TechCrunch summarized 5 main reasons why a company might want to go with a direct listing IPO (as in the case of Spotify). They are:

  1. List Without Selling Shares– Spotify has plenty of money with $1.3 billion in cash and securities (Slack has around $900 million btw), has no debt since it converted that into equity for investors, and has positive free cash flow
  2. Liquidity — Investors and employees can sell on the public market and sell at a time of their choosing without investors shorting a lockup expiration, while new investors can join in
  3. Equal Access– Bankers won’t get preferred access. Instead, the whole world will get access at the same time. “No underwriting syndicate, no limited float, no IPO allocations, no preferential treatment”.
  4. Transparency — Spotify (and maybe Slack) want to show the facts about their business to everyone on their own terms, rather than giving more info to bankers in closed door meetings
  5. Market-Driven Price Discovery — Rather than setting a specific price with bankers, Spotify will let the public decide what it’s worth. “We think the wisdom of crowds trumps expert intervention”
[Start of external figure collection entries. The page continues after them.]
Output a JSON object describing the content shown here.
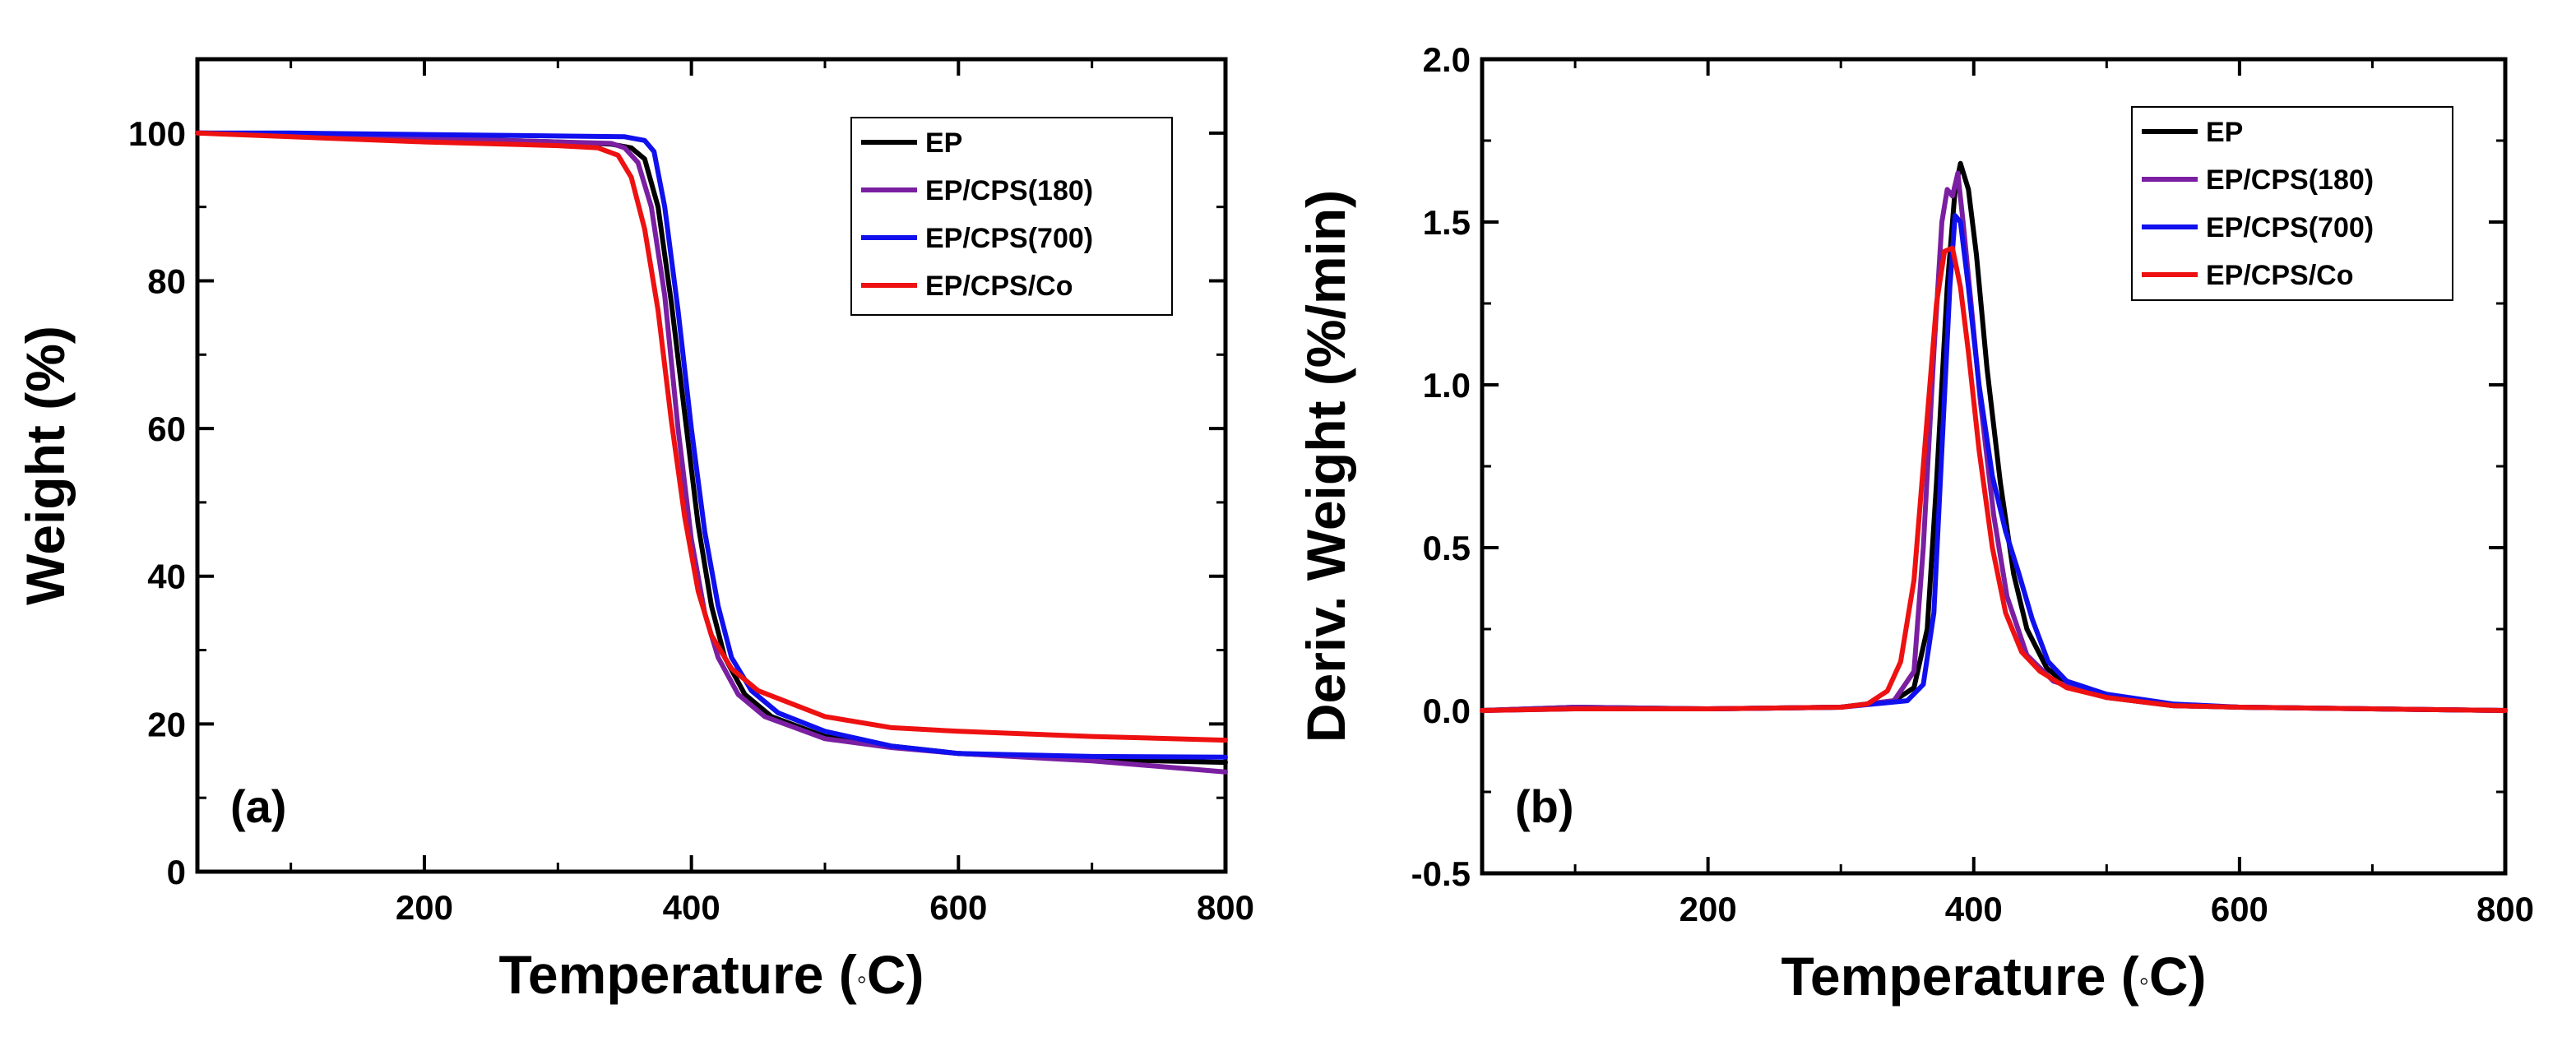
{
  "chart_data": [
    {
      "panel": "(a)",
      "type": "line",
      "xlabel_main": "Temperature (",
      "xlabel_unit": "C)",
      "degree_symbol": "◦",
      "ylabel": "Weight (%)",
      "xlim": [
        30,
        800
      ],
      "ylim": [
        0,
        110
      ],
      "xticks": [
        200,
        400,
        600,
        800
      ],
      "yticks": [
        0,
        20,
        40,
        60,
        80,
        100
      ],
      "xtick_labels": [
        "200",
        "400",
        "600",
        "800"
      ],
      "ytick_labels": [
        "0",
        "20",
        "40",
        "60",
        "80",
        "100"
      ],
      "legend_position": "top-right",
      "series": [
        {
          "name": "EP",
          "color": "#000000",
          "x": [
            30,
            100,
            200,
            300,
            340,
            355,
            365,
            375,
            385,
            395,
            405,
            415,
            425,
            440,
            460,
            500,
            550,
            600,
            700,
            800
          ],
          "y": [
            100,
            99.8,
            99.3,
            98.8,
            98.5,
            98,
            96.5,
            90,
            77,
            62,
            47,
            36,
            29,
            24,
            21,
            18.3,
            17,
            16,
            15.2,
            14.8
          ]
        },
        {
          "name": "EP/CPS(180)",
          "color": "#7B1FA2",
          "x": [
            30,
            100,
            200,
            300,
            340,
            350,
            360,
            370,
            380,
            390,
            400,
            410,
            420,
            435,
            455,
            500,
            550,
            600,
            700,
            800
          ],
          "y": [
            100,
            99.8,
            99.3,
            98.8,
            98.6,
            98,
            96,
            90,
            78,
            60,
            45,
            35,
            29,
            24,
            21,
            18,
            16.8,
            16,
            15,
            13.5
          ]
        },
        {
          "name": "EP/CPS(700)",
          "color": "#1010EE",
          "x": [
            30,
            100,
            200,
            300,
            350,
            365,
            372,
            380,
            390,
            400,
            410,
            420,
            430,
            445,
            465,
            500,
            550,
            600,
            700,
            800
          ],
          "y": [
            100,
            100,
            99.8,
            99.6,
            99.5,
            99,
            97.5,
            90,
            76,
            60,
            46,
            36,
            29,
            24.5,
            21.5,
            19,
            17,
            16,
            15.6,
            15.5
          ]
        },
        {
          "name": "EP/CPS/Co",
          "color": "#EE1111",
          "x": [
            30,
            100,
            200,
            300,
            330,
            345,
            355,
            365,
            375,
            385,
            395,
            405,
            415,
            430,
            450,
            500,
            550,
            600,
            700,
            800
          ],
          "y": [
            100,
            99.5,
            98.8,
            98.3,
            98,
            97,
            94,
            87,
            76,
            61,
            48,
            38,
            32,
            27.5,
            24.5,
            21,
            19.5,
            19,
            18.3,
            17.8
          ]
        }
      ]
    },
    {
      "panel": "(b)",
      "type": "line",
      "xlabel_main": "Temperature (",
      "xlabel_unit": "C)",
      "degree_symbol": "◦",
      "ylabel": "Deriv. Weight (%/min)",
      "xlim": [
        30,
        800
      ],
      "ylim": [
        -0.5,
        2.0
      ],
      "xticks": [
        200,
        400,
        600,
        800
      ],
      "yticks": [
        -0.5,
        0.0,
        0.5,
        1.0,
        1.5,
        2.0
      ],
      "xtick_labels": [
        "200",
        "400",
        "600",
        "800"
      ],
      "ytick_labels": [
        "-0.5",
        "0.0",
        "0.5",
        "1.0",
        "1.5",
        "2.0"
      ],
      "legend_position": "top-right",
      "series": [
        {
          "name": "EP",
          "color": "#000000",
          "x": [
            30,
            100,
            200,
            300,
            340,
            355,
            365,
            372,
            380,
            386,
            390,
            396,
            402,
            410,
            420,
            430,
            440,
            455,
            470,
            500,
            550,
            600,
            700,
            800
          ],
          "y": [
            0.0,
            0.01,
            0.005,
            0.01,
            0.03,
            0.07,
            0.25,
            0.7,
            1.3,
            1.6,
            1.68,
            1.6,
            1.4,
            1.05,
            0.7,
            0.42,
            0.25,
            0.13,
            0.08,
            0.04,
            0.015,
            0.01,
            0.005,
            0.0
          ]
        },
        {
          "name": "EP/CPS(180)",
          "color": "#7B1FA2",
          "x": [
            30,
            100,
            200,
            300,
            340,
            355,
            362,
            370,
            376,
            380,
            384,
            388,
            392,
            398,
            405,
            415,
            425,
            440,
            460,
            500,
            550,
            600,
            700,
            800
          ],
          "y": [
            0.0,
            0.01,
            0.005,
            0.01,
            0.03,
            0.12,
            0.5,
            1.1,
            1.5,
            1.6,
            1.58,
            1.65,
            1.5,
            1.25,
            0.95,
            0.6,
            0.35,
            0.17,
            0.09,
            0.04,
            0.015,
            0.01,
            0.005,
            0.0
          ]
        },
        {
          "name": "EP/CPS(700)",
          "color": "#1010EE",
          "x": [
            30,
            100,
            200,
            300,
            350,
            362,
            370,
            376,
            382,
            386,
            390,
            396,
            404,
            414,
            424,
            434,
            444,
            456,
            470,
            500,
            550,
            600,
            700,
            800
          ],
          "y": [
            0.0,
            0.005,
            0.005,
            0.01,
            0.03,
            0.08,
            0.3,
            0.8,
            1.3,
            1.52,
            1.5,
            1.3,
            1.0,
            0.72,
            0.55,
            0.42,
            0.28,
            0.15,
            0.09,
            0.05,
            0.02,
            0.01,
            0.005,
            0.0
          ]
        },
        {
          "name": "EP/CPS/Co",
          "color": "#EE1111",
          "x": [
            30,
            100,
            200,
            300,
            320,
            335,
            345,
            355,
            365,
            372,
            378,
            384,
            390,
            396,
            404,
            414,
            424,
            436,
            450,
            470,
            500,
            550,
            600,
            700,
            800
          ],
          "y": [
            0.0,
            0.005,
            0.005,
            0.01,
            0.02,
            0.06,
            0.15,
            0.4,
            0.9,
            1.25,
            1.41,
            1.42,
            1.3,
            1.1,
            0.8,
            0.5,
            0.3,
            0.18,
            0.12,
            0.07,
            0.04,
            0.015,
            0.01,
            0.005,
            0.0
          ]
        }
      ]
    }
  ]
}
Economic Markets Adjusting to Peer-to-Peer Market Sentiment Impact

A direct listing differs from a traditional IPO in that it cuts out the usual underwriting process that involves lining up investors ahead of time and lets the open market play a larger role in setting the share price. Well, guess what?The open market sounds a lot more like the peer-to-peer emphasis cryptocurrencies have, instead of big banking.

When your traditional model of what an IPO is is being disrupted, it’s super interesting.
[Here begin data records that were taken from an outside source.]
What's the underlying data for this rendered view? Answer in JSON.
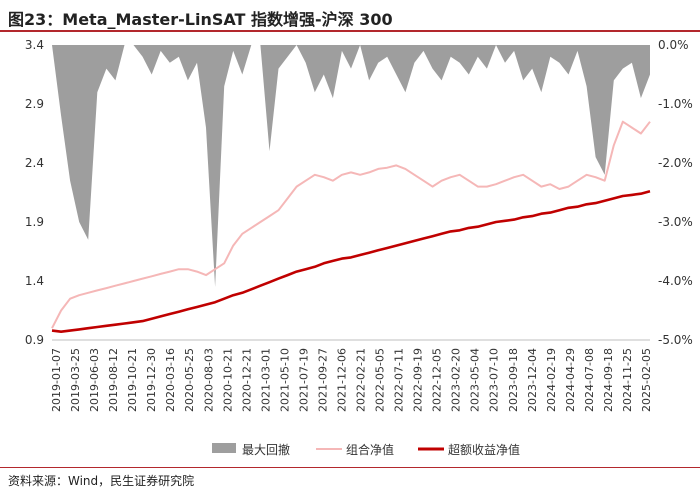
{
  "header": {
    "title": "图23：Meta_Master-LinSAT 指数增强-沪深 300"
  },
  "footer": {
    "source": "资料来源：Wind，民生证券研究院"
  },
  "chart_data": {
    "type": "line",
    "left_axis": {
      "ticks": [
        "0.9",
        "1.4",
        "1.9",
        "2.4",
        "2.9",
        "3.4"
      ],
      "values": [
        0.9,
        1.4,
        1.9,
        2.4,
        2.9,
        3.4
      ],
      "ylim": [
        0.9,
        3.4
      ]
    },
    "right_axis": {
      "ticks": [
        "-5.0%",
        "-4.0%",
        "-3.0%",
        "-2.0%",
        "-1.0%",
        "0.0%"
      ],
      "values": [
        -5,
        -4,
        -3,
        -2,
        -1,
        0
      ],
      "ylim": [
        -5,
        0
      ]
    },
    "x_ticks": [
      "2019-01-07",
      "2019-03-25",
      "2019-06-03",
      "2019-08-12",
      "2019-10-21",
      "2019-12-30",
      "2020-03-16",
      "2020-05-25",
      "2020-08-03",
      "2020-10-21",
      "2020-12-21",
      "2021-03-01",
      "2021-05-10",
      "2021-07-19",
      "2021-09-27",
      "2021-12-06",
      "2022-02-21",
      "2022-05-05",
      "2022-07-11",
      "2022-09-19",
      "2022-12-05",
      "2023-02-20",
      "2023-05-04",
      "2023-07-10",
      "2023-09-18",
      "2023-12-04",
      "2024-02-19",
      "2024-04-29",
      "2024-07-08",
      "2024-09-18",
      "2024-11-25",
      "2025-02-05"
    ],
    "series": [
      {
        "name": "最大回撤",
        "kind": "area",
        "axis": "right",
        "color": "#9e9e9e",
        "values": [
          0,
          -1.2,
          -2.3,
          -3.0,
          -3.3,
          -0.8,
          -0.4,
          -0.6,
          0,
          0,
          -0.2,
          -0.5,
          -0.1,
          -0.3,
          -0.2,
          -0.6,
          -0.3,
          -1.4,
          -4.1,
          -0.7,
          -0.1,
          -0.5,
          0,
          0,
          -1.8,
          -0.4,
          -0.2,
          0,
          -0.3,
          -0.8,
          -0.5,
          -0.9,
          -0.1,
          -0.4,
          0,
          -0.6,
          -0.3,
          -0.2,
          -0.5,
          -0.8,
          -0.3,
          -0.1,
          -0.4,
          -0.6,
          -0.2,
          -0.3,
          -0.5,
          -0.2,
          -0.4,
          0,
          -0.3,
          -0.1,
          -0.6,
          -0.4,
          -0.8,
          -0.2,
          -0.3,
          -0.5,
          -0.1,
          -0.7,
          -1.9,
          -2.2,
          -0.6,
          -0.4,
          -0.3,
          -0.9,
          -0.5
        ]
      },
      {
        "name": "组合净值",
        "kind": "line",
        "axis": "left",
        "color": "#f5b7b7",
        "values": [
          1.0,
          1.15,
          1.25,
          1.28,
          1.3,
          1.32,
          1.34,
          1.36,
          1.38,
          1.4,
          1.42,
          1.44,
          1.46,
          1.48,
          1.5,
          1.5,
          1.48,
          1.45,
          1.5,
          1.55,
          1.7,
          1.8,
          1.85,
          1.9,
          1.95,
          2.0,
          2.1,
          2.2,
          2.25,
          2.3,
          2.28,
          2.25,
          2.3,
          2.32,
          2.3,
          2.32,
          2.35,
          2.36,
          2.38,
          2.35,
          2.3,
          2.25,
          2.2,
          2.25,
          2.28,
          2.3,
          2.25,
          2.2,
          2.2,
          2.22,
          2.25,
          2.28,
          2.3,
          2.25,
          2.2,
          2.22,
          2.18,
          2.2,
          2.25,
          2.3,
          2.28,
          2.25,
          2.55,
          2.75,
          2.7,
          2.65,
          2.75
        ]
      },
      {
        "name": "超额收益净值",
        "kind": "line",
        "axis": "left",
        "color": "#c00000",
        "values": [
          0.98,
          0.97,
          0.98,
          0.99,
          1.0,
          1.01,
          1.02,
          1.03,
          1.04,
          1.05,
          1.06,
          1.08,
          1.1,
          1.12,
          1.14,
          1.16,
          1.18,
          1.2,
          1.22,
          1.25,
          1.28,
          1.3,
          1.33,
          1.36,
          1.39,
          1.42,
          1.45,
          1.48,
          1.5,
          1.52,
          1.55,
          1.57,
          1.59,
          1.6,
          1.62,
          1.64,
          1.66,
          1.68,
          1.7,
          1.72,
          1.74,
          1.76,
          1.78,
          1.8,
          1.82,
          1.83,
          1.85,
          1.86,
          1.88,
          1.9,
          1.91,
          1.92,
          1.94,
          1.95,
          1.97,
          1.98,
          2.0,
          2.02,
          2.03,
          2.05,
          2.06,
          2.08,
          2.1,
          2.12,
          2.13,
          2.14,
          2.16
        ]
      }
    ],
    "legend_position": "bottom"
  }
}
Here shares will be offered directly to public investors without any Wall Street banks underwriting it. Is that a good or bad thing? The performance of Spotify and Slack is like a pilot for the future of how unicorns continue to monetize. The disasters of companies like Snap Inc. and Lyft on the stock-market, I’d argue, point to the need for a new model. Hype, sentiment and a story aren’t enough to be “ready” for an IPO.

Cutting Out the Middle Man

A direct listing for Slack means it will allow Slack to avoid paying the hefty fees that are involved in the process, and also can give shares more liquidity by avoiding the lock-up periods associated with going public through a traditional IPO.

A direct listing is great for a company that simply wants to reward longtime employees and its longtime investors with a bit of liquidity and take a chance on market sentiment for its product and business.

Slack was valued at $7.1 billion by private investors in 2018. Slack has name recognition and a private-market valuation that demonstrates that and is super popular among Millennial startups. From Facebook Workplace to Microsoft Teams, nobody has been able to touch it.

The Future is Bright for Direct Listing IPOs

Spotify and Slack aren't unique, there will be many more direct listings. Millennials simply don’t trust Wall Street like they used to. Millennial-led companies which are cash positive have real incentives to test the direct listing IPO market.

Choosing the New York Stock Exchange likely gives the company some comfort, because unlike the Nasdaq, the NYSE has designated market makers on the floor of the exchange who can manage prices if the stock becomes really volatile in its first day of trading, according to WSJ sources.

2019 is the Best IPOs Moment in Many Years

2019 is a pivotal year for the future of IPOs, so Slack is going to give Wall Street an exciting summer. While I think the Lyft and Uber IPOs will be a mega bust, some of this crop should be winners:

  • Lyft
  • Uber
  • Pinterest
  • Postmates
  • Palantir
  • Airbnb
  • Slack (direct listing on NYSE)
  • Robinhood
  • Casper
  • Cloudflare
  • WeWork
  • Rackspace

Slack’s listing plans coincide with possible IPOs this year by other marquee Silicon Valley companies and how it fares will provide a valuable alternative path for future Tech IPOs that are part of a new wave of Millennial-led companies. Lyft’s IPO price was grossly over-valued and the market is punishing it for that. Hopefully Uber won’t make the same mistake.

Slack already raised $427 million in 2018, so technically it didn’t need to go IPO at its 10-year mark of 2019, but it will mid-year. Slack is an exceptional company that is revolutionizing the way people collaborate, and it might change how we view the direct listing IPO forever.